LinePlot1 <- LinePlot |> select(-Sample)

TheLines <- QC_ViewSignature(x=These, columnname = "Cluster",
 data=LinePlot1, Normalize=TRUE, TheFormat = "wider")

plotly::ggplotly(TheLines)

TheGroupPlot <- Luciernaga_GroupHeatmap(reports=TimepointSignature,
 nameColumn = "Sample", cutoff=0.05, returntype = "plot")

Unnamed <- TheGroupPlot + theme(axis.text.x = element_blank())

Unnamed

Observations: On the spectrum style plots, smearing is present on a couple of the last detectors. However, normalized bead signatures are back to the pre-bleach status.

Conclusion

In this particular testing, it took two long-clean DI water washes, and nearly an hour running DI water on high to mostly clear the residual bleach on each of the three Cytek Aurora instruments.

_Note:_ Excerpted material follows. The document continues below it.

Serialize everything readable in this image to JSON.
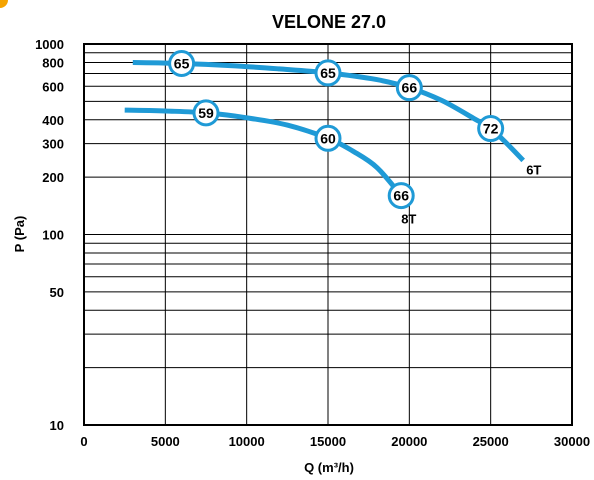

Unlike in the first experiment, this experiment ran Daily QC at each step, which resulted in some bizarre normalized signatures due to Daily QC attempting to place the detector MFI at lot-specified thresholds by increasing the gains. Although the medians were correctly placed by this approach, due to the 10% RCV for those detectors, many of the beads had normalized signatures where R8 was now the brightest (peak) detector.

If this was occuring on the beads due to the increase in gain, we expect the issues that users running large spectral panels encountered was likely a result of this distortion as well.